DAS ESPÉCIES DE OBRIGAÇÃO TRIBUÁRIA E O NASCIMENTO DO FATO GERADOR

Por Giuliana Maria Nogueira Pereira | 04/08/2011 | Direito

Introdução


Busca-se com o presente artigo discorrer sobre um dos mais importantes institutos do Direito Tributário: a obrigação tributária e os institutos que dela decorrem, como a questão da atividade financeira do Estado e o fato gerador.
O principal questionamento, que tenta-se responder é de que forma o fato gerador influencia na atividade financeira e se do mesmo decorrem ou não receitas que mais tarde podem tornar a virar objeto de arrecadação para Poder Público ou se o valor pago será utilizado pelo contribuinte.
Assim, a presente pesquisa não tem um caráter finalístico nem pretende esgotar seu objeto de estudo, caso em procura analisar a obrigação tributária e o fato gerador, ambos como produto de vida do Poder Tributário atual, fazendo um estudo sistemático acerca do tema.

1 Da obrigação tributária

Primeiramente vale destacar que o Direito Tributário não criou um conceito jurídico próprio de obrigação, importou este conceito do Direito Civil e adaptou-o às suas reais necessidades.
Desta forma, a obrigação, no Direito Tributário, não possui uma conceituação diferente daquela que lhe é conferida no direito obrigacional. Todavia, consiste a obrigação tributária no poder que o estado tem de exigir do contribuinte uma prestação positiva ou negativa. Sua principal finalidade é a arrecadação de tributo.
No entanto, a obrigação tributária tem suas peculiaridades que lhe asseguram a autonomia. Tem como causa, invariavelmente, a lei e não a convergência de vontades, essencial na obrigação de natureza civil.
De acordo com Alexandre Tavares (2009, p. 118):


Obrigação tributária in genere, pode ser encarada como o vínculo obrigacional decorrente da relação jurídica de direito público travada entre Fisco e contribuinte, em que, face do prévio consentimento legal (obligatio ex lege), nasce infalivelmente ao sujeito ativo (credor) o direito subjetivo de exigir do contribuinte (=sujeito passivo) o cumprimento de seu dever jurídico de entregar dinheiro aos cofres públicos, a título de tributo (obrigação de dar) e/ou de efetuar prestações ? positivas ou negativas ? de interesse da arrecadação ou da fiscalização (obrigação de fazer, não fazer ou tolerar).

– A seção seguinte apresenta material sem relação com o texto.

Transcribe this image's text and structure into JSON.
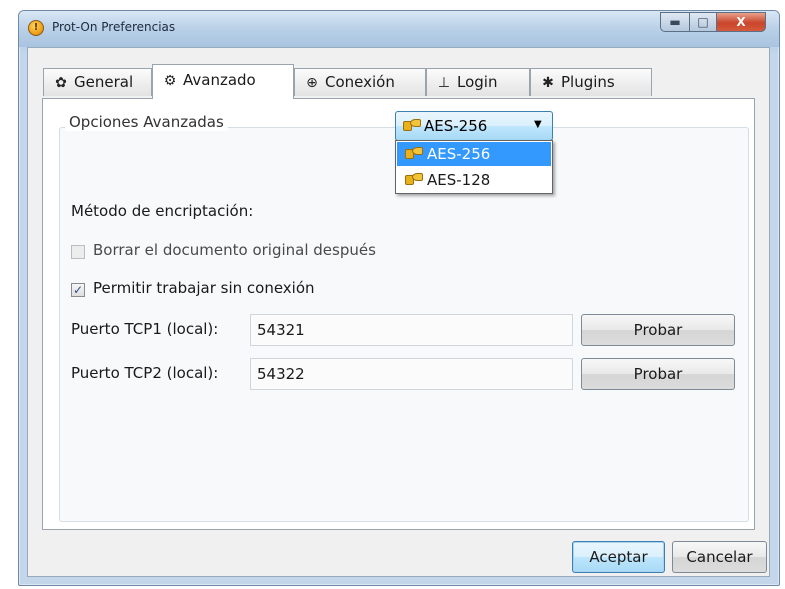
{
  "window": {
    "title": "Prot-On Preferencias",
    "controls": {
      "minimize_icon": "minimize-icon",
      "maximize_icon": "maximize-icon",
      "close_icon": "close-icon",
      "minimize_glyph": "▬",
      "maximize_glyph": "□",
      "close_glyph": "X"
    }
  },
  "tabs": [
    {
      "label": "General",
      "icon": "gear-icon",
      "glyph": "✿"
    },
    {
      "label": "Avanzado",
      "icon": "advanced-gear-icon",
      "glyph": "⚙"
    },
    {
      "label": "Conexión",
      "icon": "globe-icon",
      "glyph": "⊕"
    },
    {
      "label": "Login",
      "icon": "user-icon",
      "glyph": "⊥"
    },
    {
      "label": "Plugins",
      "icon": "plugins-icon",
      "glyph": "✱"
    }
  ],
  "active_tab": "Avanzado",
  "advanced": {
    "group_title": "Opciones Avanzadas",
    "encryption_label": "Método de encriptación:",
    "encryption_selected": "AES-256",
    "encryption_options": [
      "AES-256",
      "AES-128"
    ],
    "delete_original_label": "Borrar el documento original después",
    "delete_original_checked": false,
    "offline_label": "Permitir trabajar sin conexión",
    "offline_checked": true,
    "tcp1_label": "Puerto TCP1 (local):",
    "tcp1_value": "54321",
    "tcp2_label": "Puerto TCP2 (local):",
    "tcp2_value": "54322",
    "probar_label": "Probar"
  },
  "footer": {
    "accept_label": "Aceptar",
    "cancel_label": "Cancelar"
  },
  "colors": {
    "selection": "#3399ff",
    "close_button": "#c9452b",
    "default_button_border": "#3c7fb1"
  }
}
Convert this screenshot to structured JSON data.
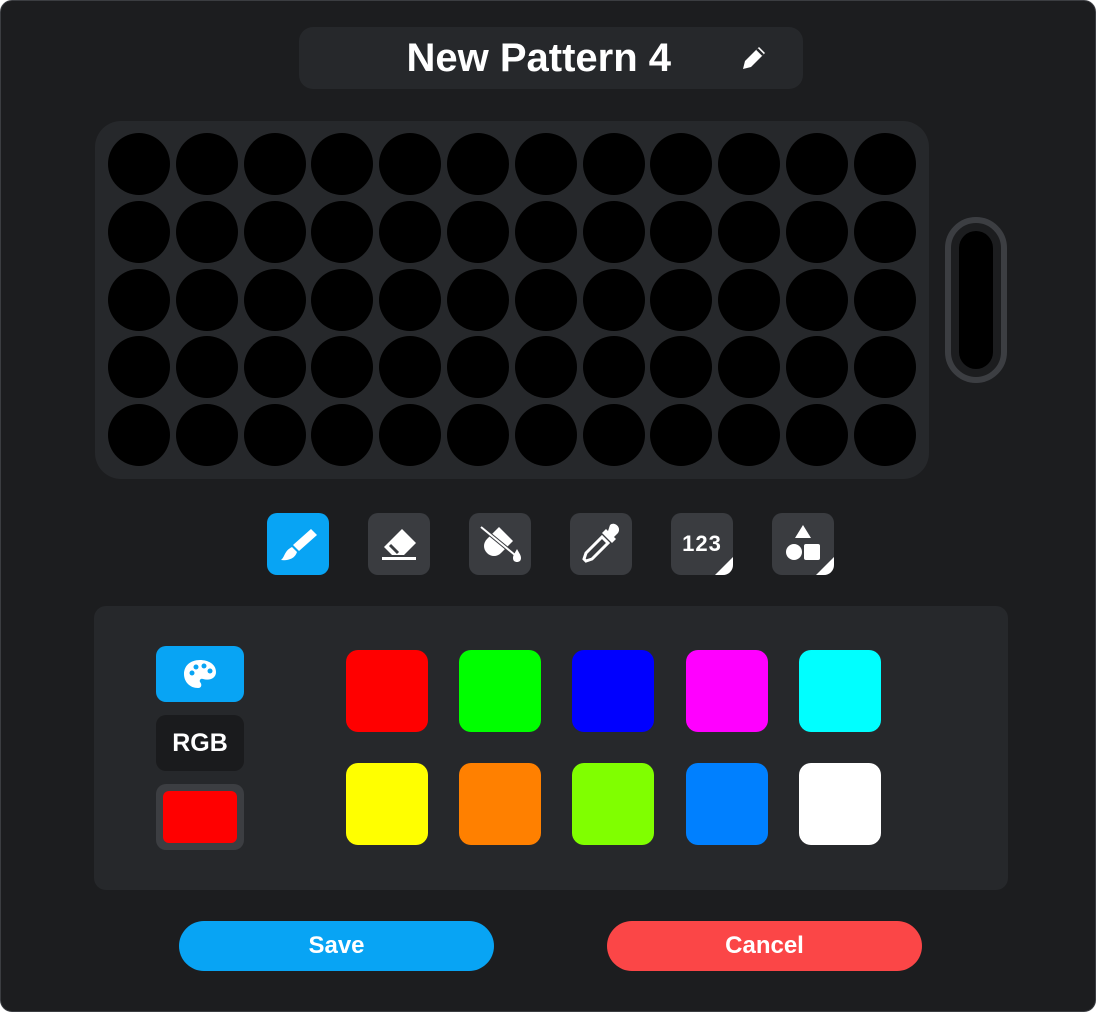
{
  "pattern": {
    "title": "New Pattern 4",
    "rows": 5,
    "cols": 12,
    "led_color": "#000000"
  },
  "tools": [
    {
      "name": "brush-tool",
      "icon": "brush-icon",
      "active": true
    },
    {
      "name": "eraser-tool",
      "icon": "eraser-icon",
      "active": false
    },
    {
      "name": "fill-tool",
      "icon": "paint-bucket-icon",
      "active": false
    },
    {
      "name": "eyedropper-tool",
      "icon": "eyedropper-icon",
      "active": false
    },
    {
      "name": "number-tool",
      "icon": "numbers-icon",
      "label": "123",
      "active": false
    },
    {
      "name": "shapes-tool",
      "icon": "shapes-icon",
      "active": false
    }
  ],
  "palette": {
    "mode_palette_icon": "palette-icon",
    "mode_rgb_label": "RGB",
    "current_color": "#ff0000",
    "swatches": [
      "#ff0000",
      "#00ff00",
      "#0000ff",
      "#ff00ff",
      "#00ffff",
      "#ffff00",
      "#ff8000",
      "#80ff00",
      "#0080ff",
      "#ffffff"
    ]
  },
  "actions": {
    "save_label": "Save",
    "cancel_label": "Cancel"
  },
  "colors": {
    "accent": "#08a4f4",
    "danger": "#fb4647"
  }
}
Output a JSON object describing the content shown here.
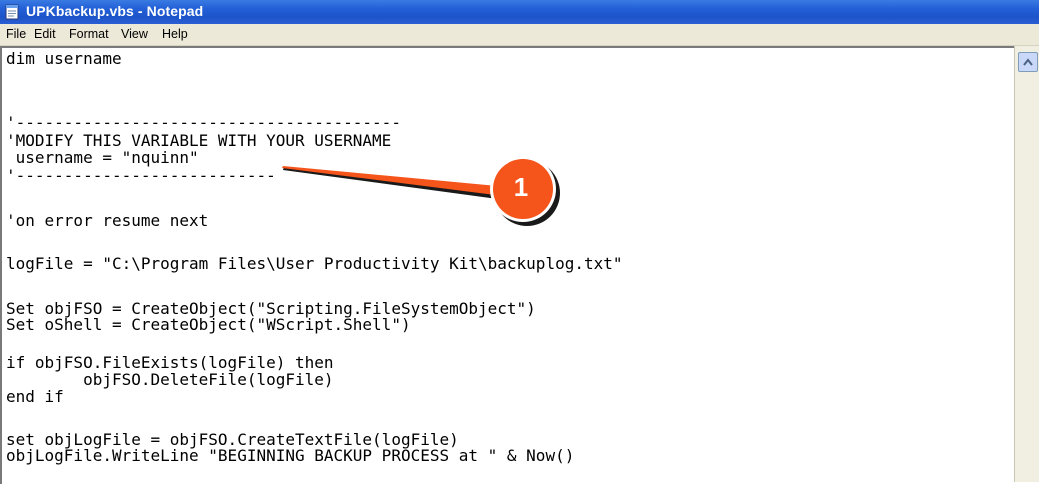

Após o nascimento da obrigação tributária, o sujeito passivo responde pelo pagamento do crédito tributário com a totalidade de seu patrimônio, conforme previsto pelo art. 184 do Código Tributário Nacional:


Art. 184: Sem prejuízo dos privilégios especiais sobre determinados bens, que sejam previstos em lei, responde pelo pagamento do crédito tributário a totalidade dos bens e das rendas, de qualquer origem ou natureza, do sujeito passivo, seu espólio ou sua massa falida, inclusive os gravados por ônus real ou clausula de inalienabilidade ou impenhorabilidade, seja qual for a data da constituição do ônus ou da cláusula, excetuados unicamente os bens e rendas que a lei declare absolutamente impenhoráveis.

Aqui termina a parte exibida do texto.